After what ended up being a rough ending to my otherwise wonderful day yesterday, I got off to a rough start today. I spent the morning at work surrounded by my amazing coworkers while I cried into a Kleenex about my frustrations with cancer (with a little bit of “life in general” thrown in for good measure).
One of my relatives (not blood-related) diagnosed with breast cancer a year and a half before me experienced a recurrence in her bones earlier this year. Her L5 disintegrated and she had to have a couple vertebrae removed. I was able to speak a little with her mom in Dallas a couple of weekends ago and got some more information on the issues her daughter experienced and they hit a little too close to home for me.
Her initial pathology from her breast cancer diagnosis was eerily similar to mine. Her HER2 protein initially tested “inconclusive” and had to be sent off for further testing, which eventually came back negative. But when cancer came back in her bones, her doctors decided they had misdiagnosed her the first time around and that the HER2 protein was actually present the first time but had somehow “escaped”.
This exact scenario happened when they tested my pathology for the HER2 protein. (This protein’s presence means the cancer is very aggressive and must be treated much more aggressively than if it is negative.) My pathology initially came back inconclusive and was sent off for further testing before eventually coming back negative.
And with my high ER/PR percentages – if we’re going off the most recent pathology report from Duke (Novant’s percentages were half of what Duke found, which would have meant chemo for me, hence the need for a second opinion) – coupled with the HER2 being negative, it was decided that I didn’t need chemo.
I don’t know that I ever fully came to terms with my pathology reports and the decisions made by my doctors and myself because of all the inconsistencies and second opinions, so I’m becoming more nervous now than ever about it coming back.
I’ve been stressing about this for a few weeks now, and my emotions are not as under control as I’d like them to be (hence the crying at work), but this is what I’m dealing with now.
I am still working on getting in to see a new oncologist to discuss my options, but despite having resource after resource here in Charlotte, it is still hard to get in to see someone new (and to get your old clinic/hospital system to cooperate).

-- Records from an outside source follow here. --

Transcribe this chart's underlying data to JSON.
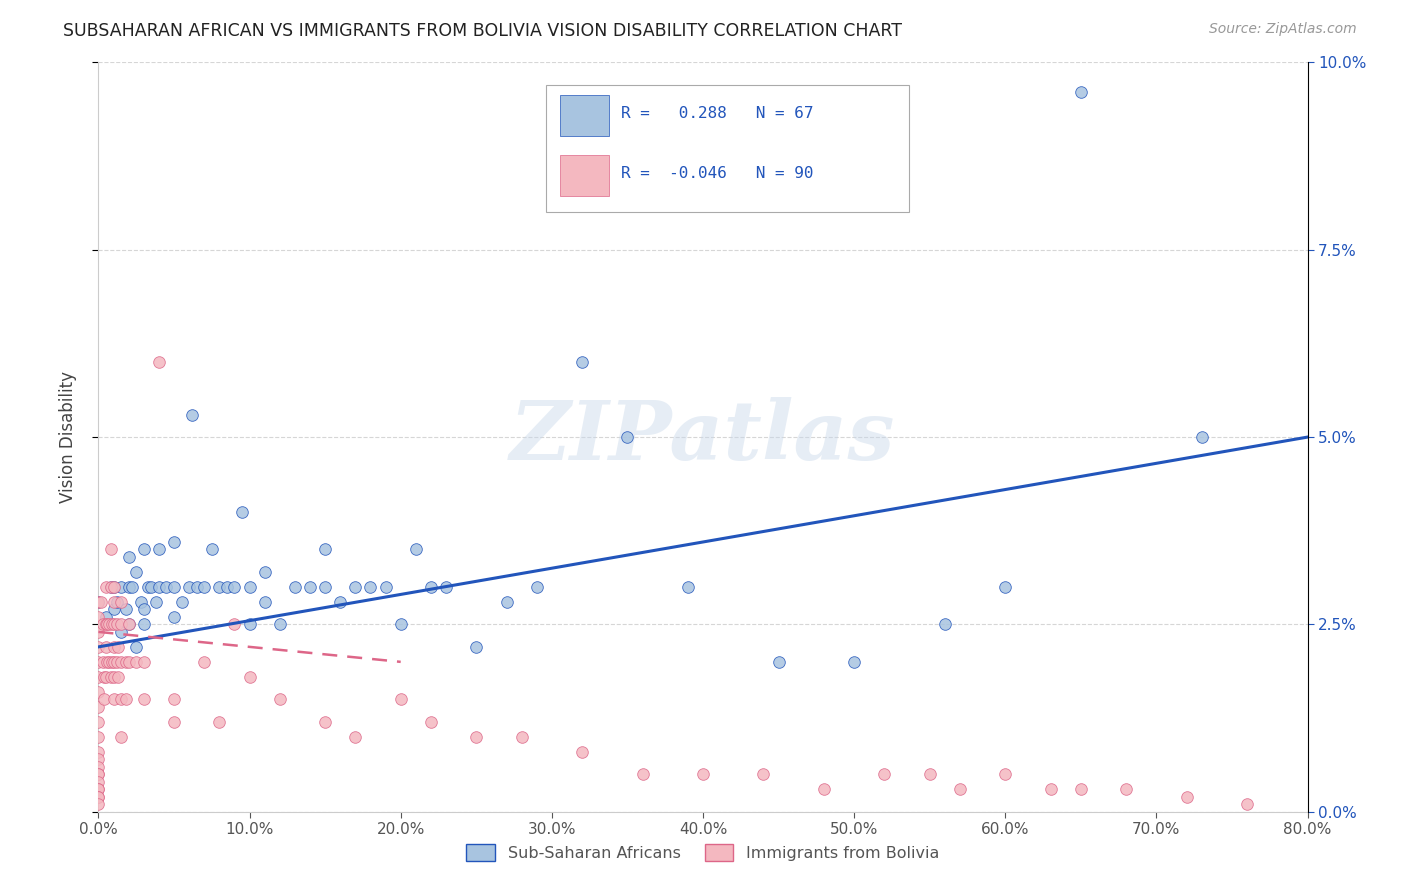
{
  "title": "SUBSAHARAN AFRICAN VS IMMIGRANTS FROM BOLIVIA VISION DISABILITY CORRELATION CHART",
  "source": "Source: ZipAtlas.com",
  "ylabel": "Vision Disability",
  "legend_labels": [
    "Sub-Saharan Africans",
    "Immigrants from Bolivia"
  ],
  "blue_R": "0.288",
  "blue_N": "67",
  "pink_R": "-0.046",
  "pink_N": "90",
  "blue_color": "#a8c4e0",
  "pink_color": "#f4b8c0",
  "blue_line_color": "#2255bb",
  "pink_line_color": "#dd6688",
  "watermark_text": "ZIPatlas",
  "background_color": "#ffffff",
  "xlim": [
    0.0,
    0.8
  ],
  "ylim": [
    0.0,
    0.1
  ],
  "blue_scatter_x": [
    0.0,
    0.005,
    0.008,
    0.01,
    0.01,
    0.012,
    0.015,
    0.015,
    0.018,
    0.02,
    0.02,
    0.02,
    0.022,
    0.025,
    0.025,
    0.028,
    0.03,
    0.03,
    0.03,
    0.033,
    0.035,
    0.038,
    0.04,
    0.04,
    0.045,
    0.05,
    0.05,
    0.05,
    0.055,
    0.06,
    0.062,
    0.065,
    0.07,
    0.075,
    0.08,
    0.085,
    0.09,
    0.095,
    0.1,
    0.1,
    0.11,
    0.11,
    0.12,
    0.13,
    0.14,
    0.15,
    0.15,
    0.16,
    0.17,
    0.18,
    0.19,
    0.2,
    0.21,
    0.22,
    0.23,
    0.25,
    0.27,
    0.29,
    0.32,
    0.35,
    0.39,
    0.45,
    0.5,
    0.56,
    0.6,
    0.65,
    0.73
  ],
  "blue_scatter_y": [
    0.028,
    0.026,
    0.03,
    0.027,
    0.03,
    0.028,
    0.024,
    0.03,
    0.027,
    0.025,
    0.03,
    0.034,
    0.03,
    0.022,
    0.032,
    0.028,
    0.025,
    0.027,
    0.035,
    0.03,
    0.03,
    0.028,
    0.03,
    0.035,
    0.03,
    0.026,
    0.03,
    0.036,
    0.028,
    0.03,
    0.053,
    0.03,
    0.03,
    0.035,
    0.03,
    0.03,
    0.03,
    0.04,
    0.025,
    0.03,
    0.028,
    0.032,
    0.025,
    0.03,
    0.03,
    0.03,
    0.035,
    0.028,
    0.03,
    0.03,
    0.03,
    0.025,
    0.035,
    0.03,
    0.03,
    0.022,
    0.028,
    0.03,
    0.06,
    0.05,
    0.03,
    0.02,
    0.02,
    0.025,
    0.03,
    0.096,
    0.05
  ],
  "pink_scatter_x": [
    0.0,
    0.0,
    0.0,
    0.0,
    0.0,
    0.0,
    0.0,
    0.0,
    0.0,
    0.0,
    0.0,
    0.0,
    0.0,
    0.0,
    0.0,
    0.0,
    0.0,
    0.0,
    0.0,
    0.0,
    0.0,
    0.002,
    0.003,
    0.003,
    0.004,
    0.004,
    0.005,
    0.005,
    0.005,
    0.005,
    0.006,
    0.006,
    0.007,
    0.007,
    0.008,
    0.008,
    0.008,
    0.009,
    0.009,
    0.01,
    0.01,
    0.01,
    0.01,
    0.01,
    0.01,
    0.01,
    0.012,
    0.012,
    0.013,
    0.013,
    0.015,
    0.015,
    0.015,
    0.015,
    0.015,
    0.018,
    0.018,
    0.02,
    0.02,
    0.025,
    0.03,
    0.03,
    0.04,
    0.05,
    0.05,
    0.07,
    0.08,
    0.09,
    0.1,
    0.12,
    0.15,
    0.17,
    0.2,
    0.22,
    0.25,
    0.28,
    0.32,
    0.36,
    0.4,
    0.44,
    0.48,
    0.52,
    0.55,
    0.57,
    0.6,
    0.63,
    0.65,
    0.68,
    0.72,
    0.76
  ],
  "pink_scatter_y": [
    0.028,
    0.026,
    0.024,
    0.022,
    0.02,
    0.018,
    0.016,
    0.014,
    0.012,
    0.01,
    0.008,
    0.007,
    0.006,
    0.005,
    0.005,
    0.004,
    0.003,
    0.003,
    0.002,
    0.002,
    0.001,
    0.028,
    0.025,
    0.02,
    0.018,
    0.015,
    0.03,
    0.025,
    0.022,
    0.018,
    0.025,
    0.02,
    0.025,
    0.02,
    0.035,
    0.03,
    0.018,
    0.025,
    0.02,
    0.03,
    0.028,
    0.025,
    0.022,
    0.02,
    0.018,
    0.015,
    0.025,
    0.02,
    0.022,
    0.018,
    0.028,
    0.025,
    0.02,
    0.015,
    0.01,
    0.02,
    0.015,
    0.025,
    0.02,
    0.02,
    0.02,
    0.015,
    0.06,
    0.015,
    0.012,
    0.02,
    0.012,
    0.025,
    0.018,
    0.015,
    0.012,
    0.01,
    0.015,
    0.012,
    0.01,
    0.01,
    0.008,
    0.005,
    0.005,
    0.005,
    0.003,
    0.005,
    0.005,
    0.003,
    0.005,
    0.003,
    0.003,
    0.003,
    0.002,
    0.001
  ],
  "blue_line_x0": 0.0,
  "blue_line_y0": 0.022,
  "blue_line_x1": 0.8,
  "blue_line_y1": 0.05,
  "pink_line_x0": 0.0,
  "pink_line_y0": 0.024,
  "pink_line_x1": 0.2,
  "pink_line_y1": 0.02
}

In the meantime though, time is passing and nothing is being done to stop something new from developing, which is causing emotional – and therefore physical – issues I can’t get a hold on.
My stomach is in a constant state of nervousness that is physically painful at times, my appetite has all but disappeared over the last 3 weeks (not that I’m complaining much about that one), and I’m noticing new grey hairs on a weekly basis (that I’ve decided to embrace). Not to mention I’m just mentally exhausted all the time.
My health is fine otherwise, though. I’ve started walking Warren again and doing some form of yoga every night. But despite these small steps at getting back into the swing of things, I’m still finding myself stressing that I’ll worry myself into an actual illness if this keeps up.
It’s hard to find the light on days (or weeks) like this, but I’m still working on it. It’s a daily battle, and some days – like today – I’m just too tired to fight it.
Even when you find joy, life still goes on around you. So let the tears come. Take a day to grieve when you need to. I listen to the vinyl that makes me happy (or crank up that gangsta rap if that’s the current mood) and hope that the next day will be better. And on special occasions, when you have the time off work, make a trip home to Mississippi to get a family-sponsored recharge.